Thursday, December 15, 2005

Where do we go when we die?

Some people wonder how humans got here, and if there is a purpose in life.

A parachurch organization was out canvassing people, trying to engage them in religious dialouge. One exchange went like this:

Q - "Do you know where you go when you die?"
A - "Uh, Pittsburg. I'll be buried in Pittsburg."

Not everyone asks "ultimate" questions.

Many religions offer an answer to the questions of where we came from, where we are going, and why we are here. If I am honest, I say that science also offers an answer. We came from organic molecules, and we return to organic molecules.

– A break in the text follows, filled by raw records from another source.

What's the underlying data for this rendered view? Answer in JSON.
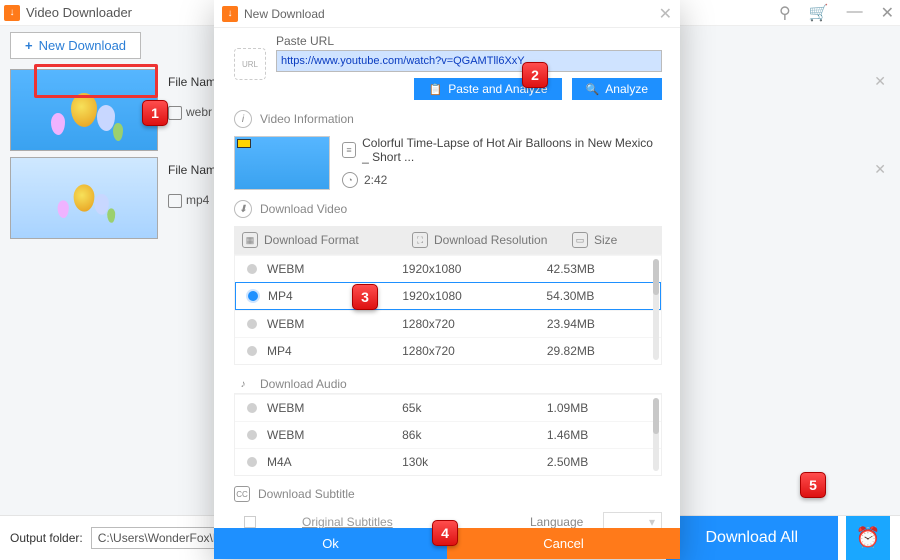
{
  "app": {
    "title": "Video Downloader"
  },
  "toolbar": {
    "new_download": "New Download"
  },
  "jobs": [
    {
      "file_name_label": "File Nam",
      "format_label": "webr"
    },
    {
      "file_name_label": "File Nam",
      "format_label": "mp4"
    }
  ],
  "footer": {
    "output_label": "Output folder:",
    "output_path": "C:\\Users\\WonderFox\\Deskt",
    "download_all": "Download All"
  },
  "modal": {
    "title": "New Download",
    "url_label": "Paste URL",
    "url_value": "https://www.youtube.com/watch?v=QGAMTll6XxY",
    "paste_analyze": "Paste and Analyze",
    "analyze": "Analyze",
    "video_info_label": "Video Information",
    "video_title": "Colorful Time-Lapse of Hot Air Balloons in New Mexico _ Short ...",
    "duration": "2:42",
    "download_video_label": "Download Video",
    "cols": {
      "format": "Download Format",
      "resolution": "Download Resolution",
      "size": "Size"
    },
    "video_rows": [
      {
        "format": "WEBM",
        "resolution": "1920x1080",
        "size": "42.53MB",
        "selected": false
      },
      {
        "format": "MP4",
        "resolution": "1920x1080",
        "size": "54.30MB",
        "selected": true
      },
      {
        "format": "WEBM",
        "resolution": "1280x720",
        "size": "23.94MB",
        "selected": false
      },
      {
        "format": "MP4",
        "resolution": "1280x720",
        "size": "29.82MB",
        "selected": false
      }
    ],
    "download_audio_label": "Download Audio",
    "audio_rows": [
      {
        "format": "WEBM",
        "bitrate": "65k",
        "size": "1.09MB"
      },
      {
        "format": "WEBM",
        "bitrate": "86k",
        "size": "1.46MB"
      },
      {
        "format": "M4A",
        "bitrate": "130k",
        "size": "2.50MB"
      }
    ],
    "download_subtitle_label": "Download Subtitle",
    "original_subtitles": "Original Subtitles",
    "language_label": "Language",
    "ok": "Ok",
    "cancel": "Cancel"
  },
  "callouts": {
    "1": "1",
    "2": "2",
    "3": "3",
    "4": "4",
    "5": "5"
  }
}
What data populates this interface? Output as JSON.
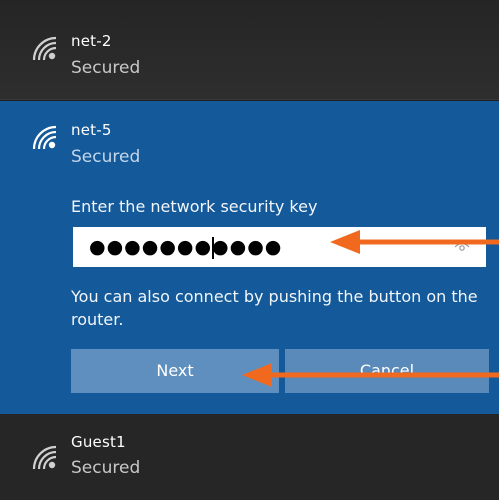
{
  "networks": [
    {
      "name": "net-2",
      "status": "Secured"
    },
    {
      "name": "net-5",
      "status": "Secured"
    },
    {
      "name": "Guest1",
      "status": "Secured"
    }
  ],
  "expanded": {
    "prompt": "Enter the network security key",
    "key_value": "●●●●●●●●●●●",
    "hint": "You can also connect by pushing the button on the router.",
    "next_label": "Next",
    "cancel_label": "Cancel"
  },
  "icons": {
    "wifi": "wifi-icon",
    "reveal": "eye-icon",
    "arrow": "arrow-left-icon"
  },
  "colors": {
    "expanded_bg": "#145999",
    "button_bg": "#5f8fbe",
    "annotation_arrow": "#f0691f"
  }
}
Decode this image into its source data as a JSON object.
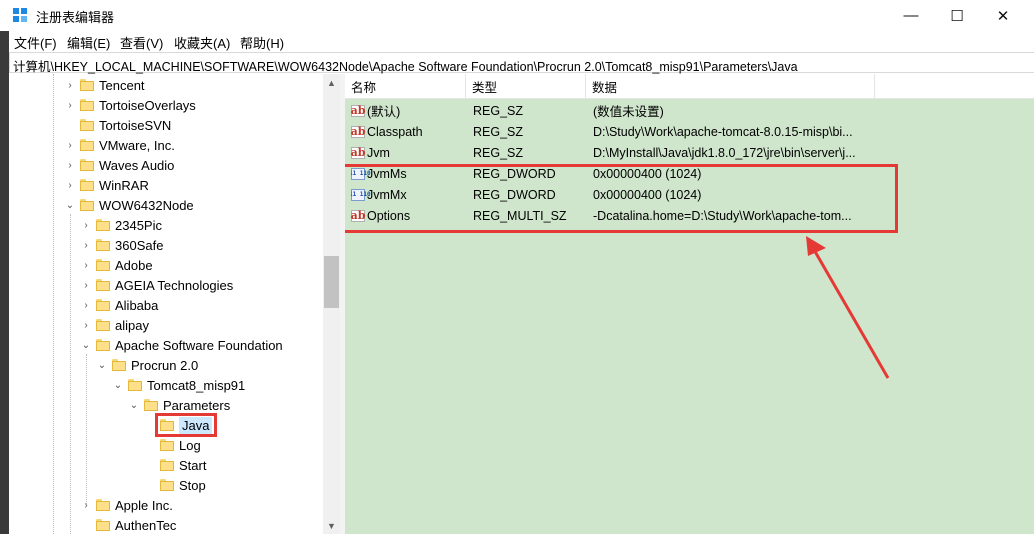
{
  "window": {
    "title": "注册表编辑器",
    "minimize": "—",
    "maximize": "☐",
    "close": "✕"
  },
  "menu": [
    "文件(F)",
    "编辑(E)",
    "查看(V)",
    "收藏夹(A)",
    "帮助(H)"
  ],
  "address": "计算机\\HKEY_LOCAL_MACHINE\\SOFTWARE\\WOW6432Node\\Apache Software Foundation\\Procrun 2.0\\Tomcat8_misp91\\Parameters\\Java",
  "tree": [
    {
      "label": "Tencent",
      "expander": "›"
    },
    {
      "label": "TortoiseOverlays",
      "expander": "›"
    },
    {
      "label": "TortoiseSVN",
      "expander": ""
    },
    {
      "label": "VMware, Inc.",
      "expander": "›"
    },
    {
      "label": "Waves Audio",
      "expander": "›"
    },
    {
      "label": "WinRAR",
      "expander": "›"
    },
    {
      "label": "WOW6432Node",
      "expander": "⌄"
    },
    {
      "label": "2345Pic",
      "expander": "›"
    },
    {
      "label": "360Safe",
      "expander": "›"
    },
    {
      "label": "Adobe",
      "expander": "›"
    },
    {
      "label": "AGEIA Technologies",
      "expander": "›"
    },
    {
      "label": "Alibaba",
      "expander": "›"
    },
    {
      "label": "alipay",
      "expander": "›"
    },
    {
      "label": "Apache Software Foundation",
      "expander": "⌄"
    },
    {
      "label": "Procrun 2.0",
      "expander": "⌄"
    },
    {
      "label": "Tomcat8_misp91",
      "expander": "⌄"
    },
    {
      "label": "Parameters",
      "expander": "⌄"
    },
    {
      "label": "Java",
      "expander": ""
    },
    {
      "label": "Log",
      "expander": ""
    },
    {
      "label": "Start",
      "expander": ""
    },
    {
      "label": "Stop",
      "expander": ""
    },
    {
      "label": "Apple Inc.",
      "expander": "›"
    },
    {
      "label": "AuthenTec",
      "expander": ""
    }
  ],
  "columns": [
    "名称",
    "类型",
    "数据"
  ],
  "values": [
    {
      "icon": "ab",
      "name": "(默认)",
      "type": "REG_SZ",
      "data": "(数值未设置)"
    },
    {
      "icon": "ab",
      "name": "Classpath",
      "type": "REG_SZ",
      "data": "D:\\Study\\Work\\apache-tomcat-8.0.15-misp\\bi..."
    },
    {
      "icon": "ab",
      "name": "Jvm",
      "type": "REG_SZ",
      "data": "D:\\MyInstall\\Java\\jdk1.8.0_172\\jre\\bin\\server\\j..."
    },
    {
      "icon": "bin",
      "name": "JvmMs",
      "type": "REG_DWORD",
      "data": "0x00000400 (1024)"
    },
    {
      "icon": "bin",
      "name": "JvmMx",
      "type": "REG_DWORD",
      "data": "0x00000400 (1024)"
    },
    {
      "icon": "ab",
      "name": "Options",
      "type": "REG_MULTI_SZ",
      "data": "-Dcatalina.home=D:\\Study\\Work\\apache-tom..."
    }
  ],
  "icons": {
    "ab_text": "ab",
    "bin_text": "011 110"
  },
  "colors": {
    "list_bg": "#cfe6cc",
    "highlight_red": "#e53935",
    "selection": "#cce8ff"
  }
}
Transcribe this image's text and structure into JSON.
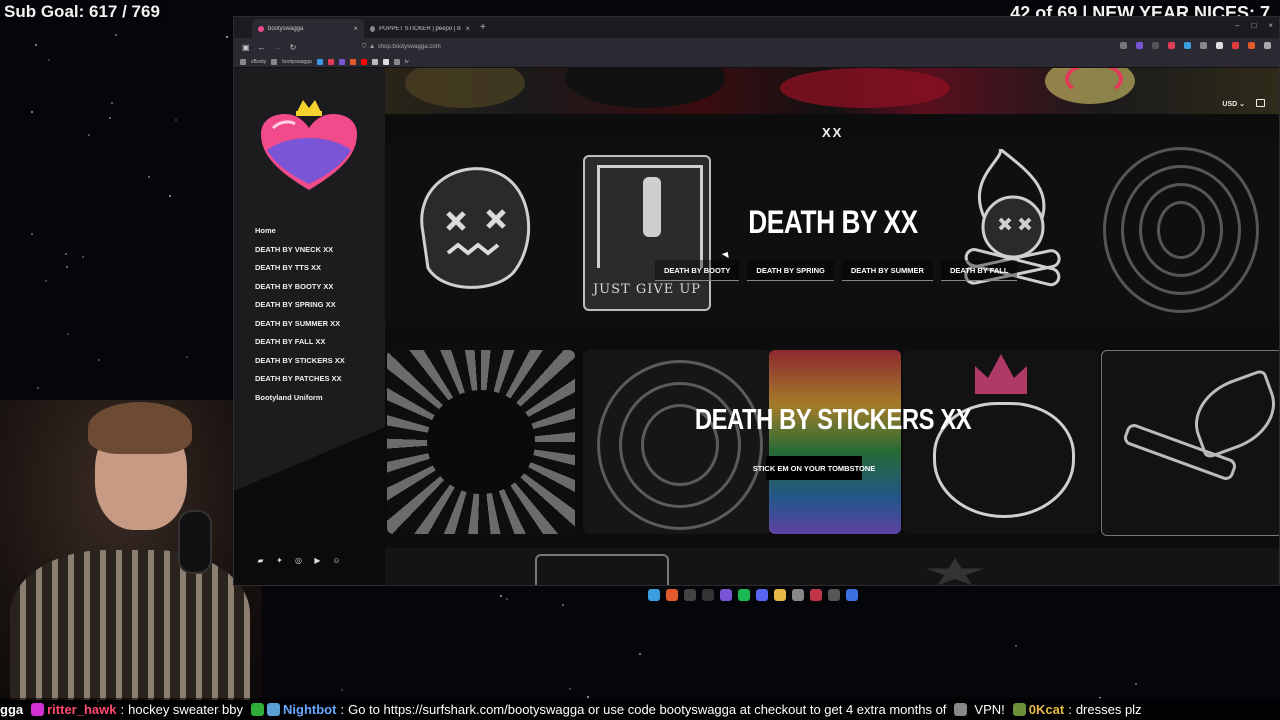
{
  "overlay": {
    "sub_goal": "Sub Goal: 617 / 769",
    "counter": "42 of 69 | NEW YEAR NICES: 7"
  },
  "browser": {
    "tabs": [
      {
        "label": "bootyswagga",
        "active": true
      },
      {
        "label": "PUPPET STICKER | peepo | booty...",
        "active": false
      }
    ],
    "url": "shop.bootyswagga.com",
    "bookmarks": [
      "xBooty",
      "bootyswagga",
      "",
      "",
      "",
      "",
      "",
      "",
      "",
      "tv"
    ]
  },
  "site": {
    "currency": "USD",
    "brand_mark": "XX",
    "menu": [
      "Home",
      "DEATH BY VNECK XX",
      "DEATH BY TTS XX",
      "DEATH BY BOOTY XX",
      "DEATH BY SPRING XX",
      "DEATH BY SUMMER XX",
      "DEATH BY FALL XX",
      "DEATH BY STICKERS XX",
      "DEATH BY PATCHES XX",
      "Bootyland Uniform"
    ],
    "socials": [
      "twitch-icon",
      "twitter-icon",
      "instagram-icon",
      "youtube-icon",
      "discord-icon"
    ],
    "hero1": {
      "title": "DEATH BY XX",
      "buttons": [
        "DEATH BY BOOTY",
        "DEATH BY SPRING",
        "DEATH BY SUMMER",
        "DEATH BY FALL"
      ],
      "art_caption": "JUST GIVE UP"
    },
    "hero2": {
      "title": "DEATH BY STICKERS XX",
      "cta": "STICK EM ON YOUR TOMBSTONE"
    }
  },
  "chat": {
    "messages": [
      {
        "user": "gga",
        "text": ""
      },
      {
        "user": "ritter_hawk",
        "text": "hockey sweater bby"
      },
      {
        "user": "Nightbot",
        "text": "Go to https://surfshark.com/bootyswagga or use code bootyswagga at checkout to get 4 extra months of"
      },
      {
        "user": "",
        "text": "VPN!"
      },
      {
        "user": "0Kcat",
        "text": "dresses plz"
      }
    ]
  },
  "colors": {
    "accent_pink": "#f24b8c",
    "crown_yellow": "#f5d22e",
    "purple": "#7a55d6",
    "nightbot": "#6aa7ff",
    "ritter": "#ff4b6e"
  }
}
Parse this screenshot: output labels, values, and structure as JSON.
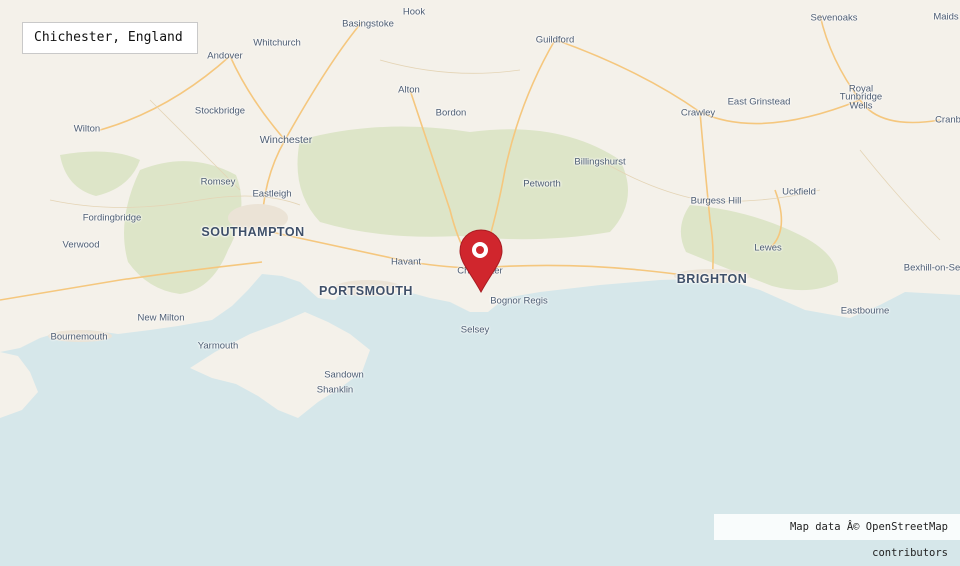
{
  "title": "Chichester, England",
  "attribution": "Map data Â© OpenStreetMap contributors",
  "colors": {
    "sea": "#d6e7ea",
    "land": "#f4f1ea",
    "forest": "#dde5c8",
    "road": "#f5c77e",
    "marker": "#d0262d"
  },
  "marker": {
    "name": "Chichester",
    "icon": "map-pin-icon"
  },
  "places": [
    {
      "name": "Hook",
      "size": "small"
    },
    {
      "name": "Basingstoke",
      "size": "small"
    },
    {
      "name": "Andover",
      "size": "small"
    },
    {
      "name": "Whitchurch",
      "size": "small"
    },
    {
      "name": "Guildford",
      "size": "small"
    },
    {
      "name": "Sevenoaks",
      "size": "small"
    },
    {
      "name": "Maids",
      "size": "small"
    },
    {
      "name": "Alton",
      "size": "small"
    },
    {
      "name": "Bordon",
      "size": "small"
    },
    {
      "name": "East Grinstead",
      "size": "small"
    },
    {
      "name": "Royal",
      "size": "small"
    },
    {
      "name": "Tunbridge",
      "size": "small"
    },
    {
      "name": "Wells",
      "size": "small"
    },
    {
      "name": "Stockbridge",
      "size": "small"
    },
    {
      "name": "Crawley",
      "size": "small"
    },
    {
      "name": "Wilton",
      "size": "small"
    },
    {
      "name": "Cranb",
      "size": "small"
    },
    {
      "name": "Winchester",
      "size": "medium"
    },
    {
      "name": "Billingshurst",
      "size": "small"
    },
    {
      "name": "Romsey",
      "size": "small"
    },
    {
      "name": "Petworth",
      "size": "small"
    },
    {
      "name": "Eastleigh",
      "size": "small"
    },
    {
      "name": "Uckfield",
      "size": "small"
    },
    {
      "name": "Fordingbridge",
      "size": "small"
    },
    {
      "name": "Burgess Hill",
      "size": "small"
    },
    {
      "name": "SOUTHAMPTON",
      "size": "large"
    },
    {
      "name": "Verwood",
      "size": "small"
    },
    {
      "name": "Lewes",
      "size": "small"
    },
    {
      "name": "Havant",
      "size": "small"
    },
    {
      "name": "Chichester",
      "size": "small"
    },
    {
      "name": "Bexhill-on-Se",
      "size": "small"
    },
    {
      "name": "BRIGHTON",
      "size": "large"
    },
    {
      "name": "PORTSMOUTH",
      "size": "large"
    },
    {
      "name": "Bognor Regis",
      "size": "small"
    },
    {
      "name": "New Milton",
      "size": "small"
    },
    {
      "name": "Eastbourne",
      "size": "small"
    },
    {
      "name": "Selsey",
      "size": "small"
    },
    {
      "name": "Bournemouth",
      "size": "small"
    },
    {
      "name": "Yarmouth",
      "size": "small"
    },
    {
      "name": "Sandown",
      "size": "small"
    },
    {
      "name": "Shanklin",
      "size": "small"
    }
  ]
}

We are here to pass on our genes (and we are being used by the bacteria in our gut so they can pass on their genes).

I also think that this answer is true. It is useful. It tells me all sorts of true and helpful things about me, the people around me, and the world I live in. Is it all there is? Is it the only answer? I don't think so. Can I proove it? Not in the scientific sense.

Does that mean science is a religion, or that science and religion are in competition? No. I think religion involves some sort of revelation (received truth) and postualtes the existence of the supernatural (but where does that leave some eastern religions?).

I think science constantly revises its dogma (but is full of the hide-bound, conservative, and the agenda-laden - that is to say- humans). What was believed about the world in the 18th century is different in many important respects from what science believes today. This is an admirable and fairly unique claim.

Because science claims to say what is true about the natural world, it will always run afoul of those who, for religious, commercial or political motives, wish to assert that the world is somehow else.